Noise pollution in our oceans is of particular concern to cetaceans (whales, dolphins and porpoises) because they rely on their sense of sound more than any other sense (Weilgart 2007) for communication, navigation and the monitoring of their surroundings (Monterey Institute). Because noise travels a lot faster in water, it is has a far greater reach than it does when it travels through air (Smita 2001), suggesting that its effects can be felt by marine species even when they are not found in the vicinity of the point of origin. Suggested effects of noise pollution on cetaceans include disorientation, leading to stranding and moralities (Weilgart 2007).
However, ceteaceans may not be the only ones affected. A paper by Slabbekoorn et al. (2010) called for more studies to be carried out on the effects of increased marine noise on fishes. Although it is known that the hearing ranges of fishes do overlap with the frequencies of anthropogenic-induced marine noise [Figure 1], it is unsure what the ecological implications are of long-term exposure to such noises (Slabbekoorn et al. 2010).

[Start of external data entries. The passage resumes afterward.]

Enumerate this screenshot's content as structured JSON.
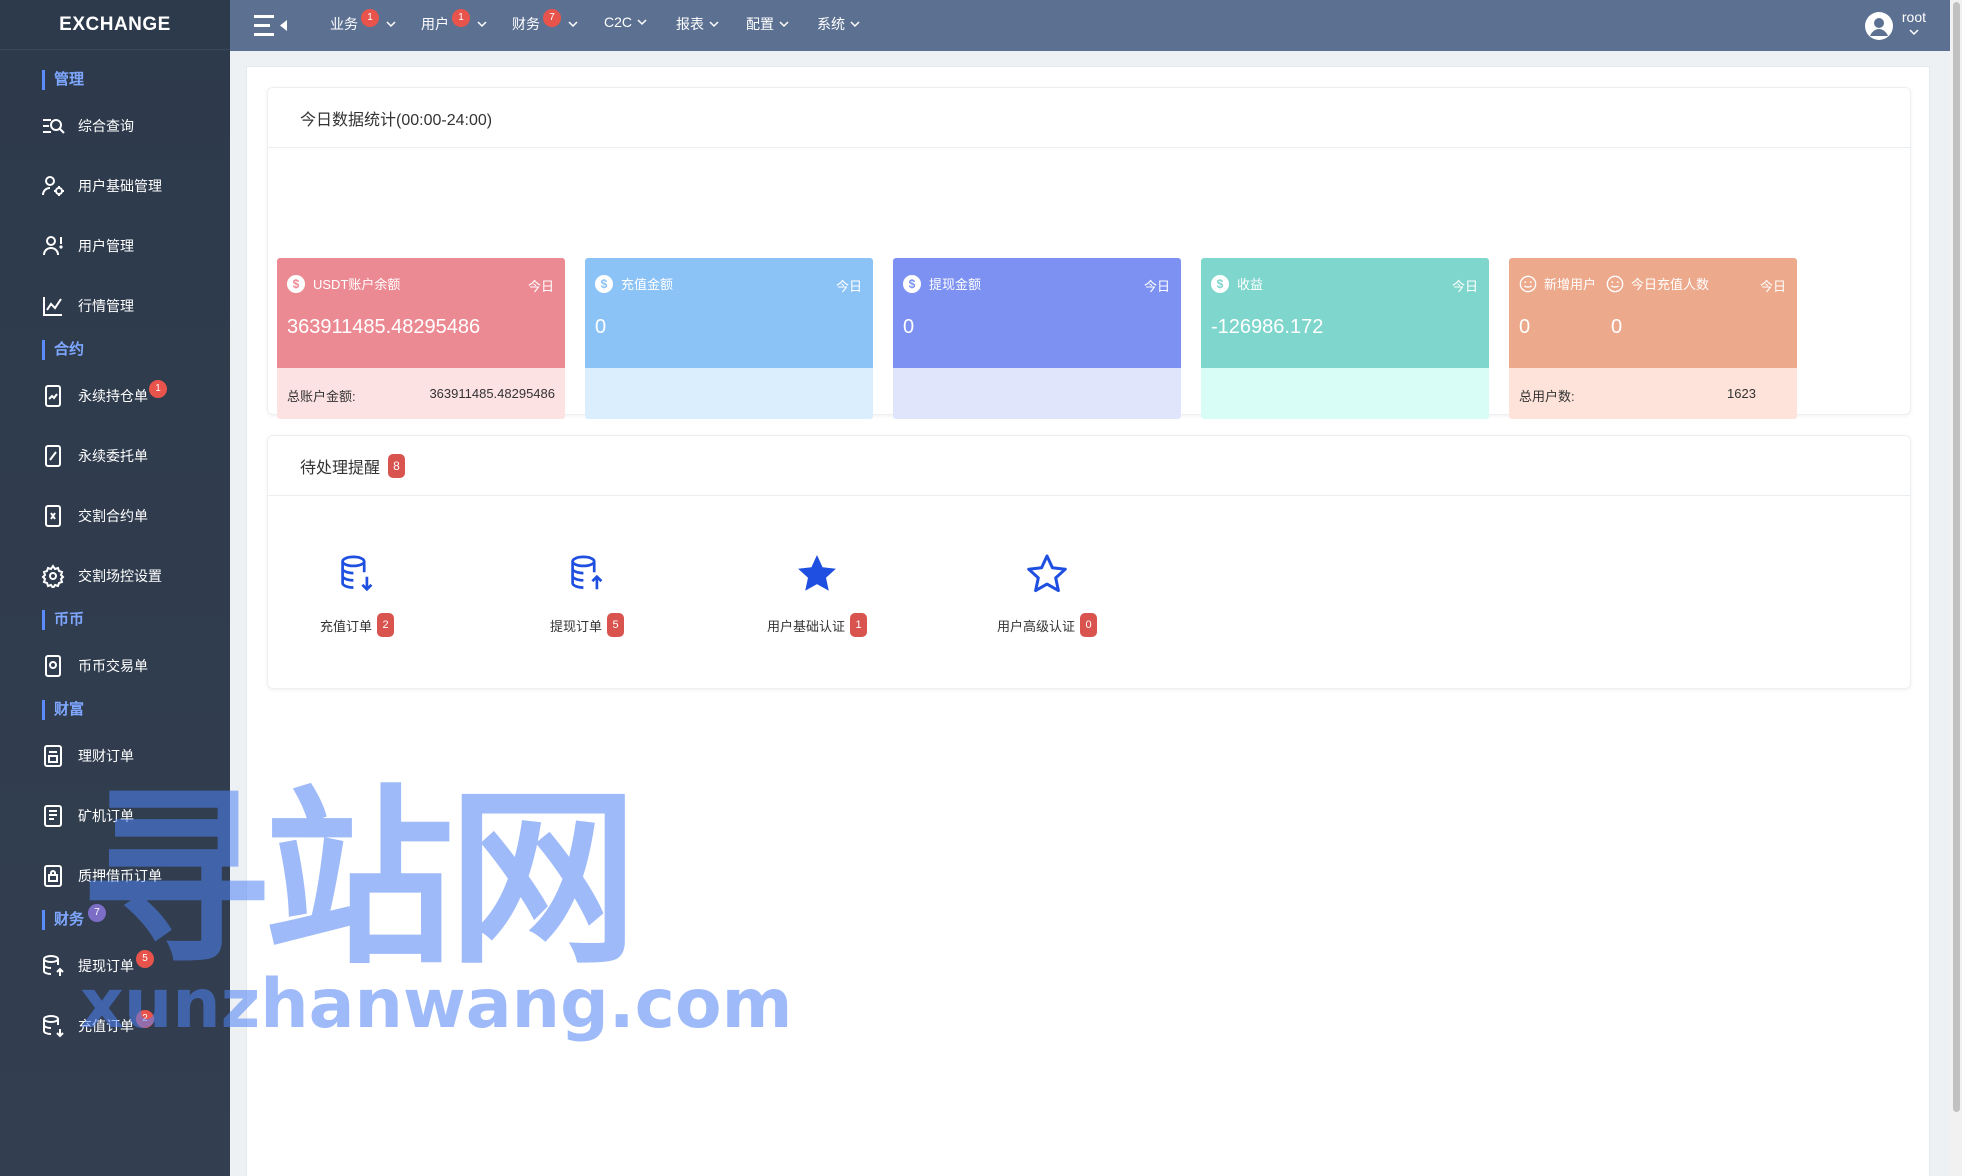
{
  "sidebar": {
    "brand": "EXCHANGE",
    "sections": [
      {
        "title": "管理"
      },
      {
        "title": "合约"
      },
      {
        "title": "币币"
      },
      {
        "title": "财富"
      },
      {
        "title": "财务",
        "badge": "7"
      }
    ],
    "items": [
      {
        "label": "综合查询",
        "icon": "search-list-icon"
      },
      {
        "label": "用户基础管理",
        "icon": "user-settings-icon"
      },
      {
        "label": "用户管理",
        "icon": "user-alert-icon"
      },
      {
        "label": "行情管理",
        "icon": "chart-line-icon"
      },
      {
        "label": "永续持仓单",
        "icon": "phone-chart-icon",
        "badge": "1"
      },
      {
        "label": "永续委托单",
        "icon": "phone-chart-icon"
      },
      {
        "label": "交割合约单",
        "icon": "phone-dollar-icon"
      },
      {
        "label": "交割场控设置",
        "icon": "gear-icon"
      },
      {
        "label": "币币交易单",
        "icon": "phone-coin-icon"
      },
      {
        "label": "理财订单",
        "icon": "document-list-icon"
      },
      {
        "label": "矿机订单",
        "icon": "document-list-icon"
      },
      {
        "label": "质押借币订单",
        "icon": "document-lock-icon"
      },
      {
        "label": "提现订单",
        "icon": "database-up-icon",
        "badge": "5"
      },
      {
        "label": "充值订单",
        "icon": "database-down-icon",
        "badge": "2"
      }
    ]
  },
  "topbar": {
    "nav": [
      {
        "label": "业务",
        "badge": "1"
      },
      {
        "label": "用户",
        "badge": "1"
      },
      {
        "label": "财务",
        "badge": "7"
      },
      {
        "label": "C2C",
        "badge": ""
      },
      {
        "label": "报表",
        "badge": ""
      },
      {
        "label": "配置",
        "badge": ""
      },
      {
        "label": "系统",
        "badge": ""
      }
    ],
    "user": "root"
  },
  "stats": {
    "title": "今日数据统计(00:00-24:00)",
    "cards": [
      {
        "label": "USDT账户余额",
        "tag": "今日",
        "value": "363911485.48295486",
        "foot_label": "总账户金额:",
        "foot_value": "363911485.48295486",
        "color": "#ec8a93",
        "foot_color": "#fde2e4"
      },
      {
        "label": "充值金额",
        "tag": "今日",
        "value": "0",
        "color": "#8cc3f7",
        "foot_color": "#dbeefe"
      },
      {
        "label": "提现金额",
        "tag": "今日",
        "value": "0",
        "color": "#7c91f1",
        "foot_color": "#e1e5fb"
      },
      {
        "label": "收益",
        "tag": "今日",
        "value": "-126986.172",
        "color": "#7fd6cc",
        "foot_color": "#d8fcf6"
      },
      {
        "label": "新增用户",
        "label2": "今日充值人数",
        "tag": "今日",
        "value": "0",
        "value2": "0",
        "foot_label": "总用户数:",
        "foot_value": "1623",
        "color": "#eda98c",
        "foot_color": "#fde3da"
      }
    ]
  },
  "pending": {
    "title": "待处理提醒",
    "badge": "8",
    "items": [
      {
        "label": "充值订单",
        "badge": "2",
        "icon": "database-download-icon"
      },
      {
        "label": "提现订单",
        "badge": "5",
        "icon": "database-upload-icon"
      },
      {
        "label": "用户基础认证",
        "badge": "1",
        "icon": "star-filled-icon"
      },
      {
        "label": "用户高级认证",
        "badge": "0",
        "icon": "star-outline-icon"
      }
    ]
  },
  "watermark": {
    "big": "寻站网",
    "small": "xunzhanwang.com"
  }
}
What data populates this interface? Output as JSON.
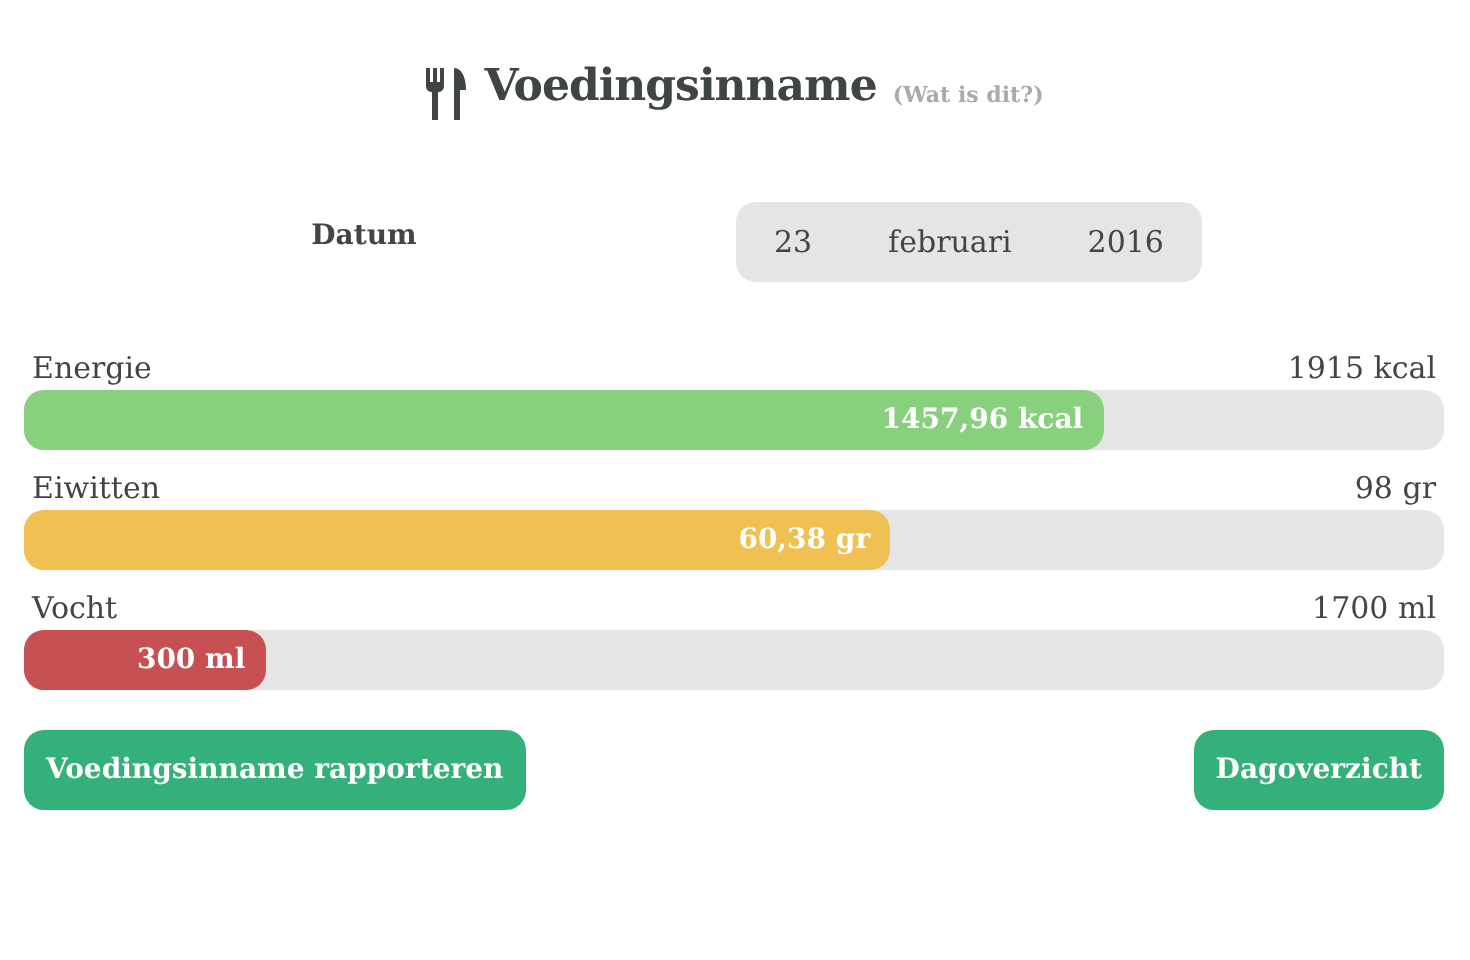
{
  "title": "Voedingsinname",
  "help_link": "(Wat is dit?)",
  "date": {
    "label": "Datum",
    "day": "23",
    "month": "februari",
    "year": "2016"
  },
  "meters": [
    {
      "name": "Energie",
      "target": "1915 kcal",
      "reading": "1457,96 kcal",
      "level": 0.76,
      "color": "#88cf7e"
    },
    {
      "name": "Eiwitten",
      "target": "98 gr",
      "reading": "60,38 gr",
      "level": 0.61,
      "color": "#f0c152"
    },
    {
      "name": "Vocht",
      "target": "1700 ml",
      "reading": "300 ml",
      "level": 0.17,
      "color": "#c65052"
    }
  ],
  "buttons": [
    "Voedingsinname rapporteren",
    "Dagoverzicht"
  ]
}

|Figure 1. The hearing ranges of a sample of fish species (red bars; from top: European eel, Atlantic cod and goldfish) and mammalian species (blue bars; from top: California sea lion, bottlenose dolphin and fin whale). The grey block represents the range of anthropogenic noise, while the three grey bars at the bottom indicate the range for low, mid and high-frequency sonar (Slabbekoorn et al. 2010)|
Increases in noise levels in our oceans may be already having a detrimental effect on marine species, but it is only going to get worse with climate change. It appears that sound travels faster in warmer water. Whilst it is known that ocean acidification is a cause of the rise in atmospheric carbon dioxide, according to Hester et al. (2008), this will lead to noisier oceans as sea temperatures continue to rise!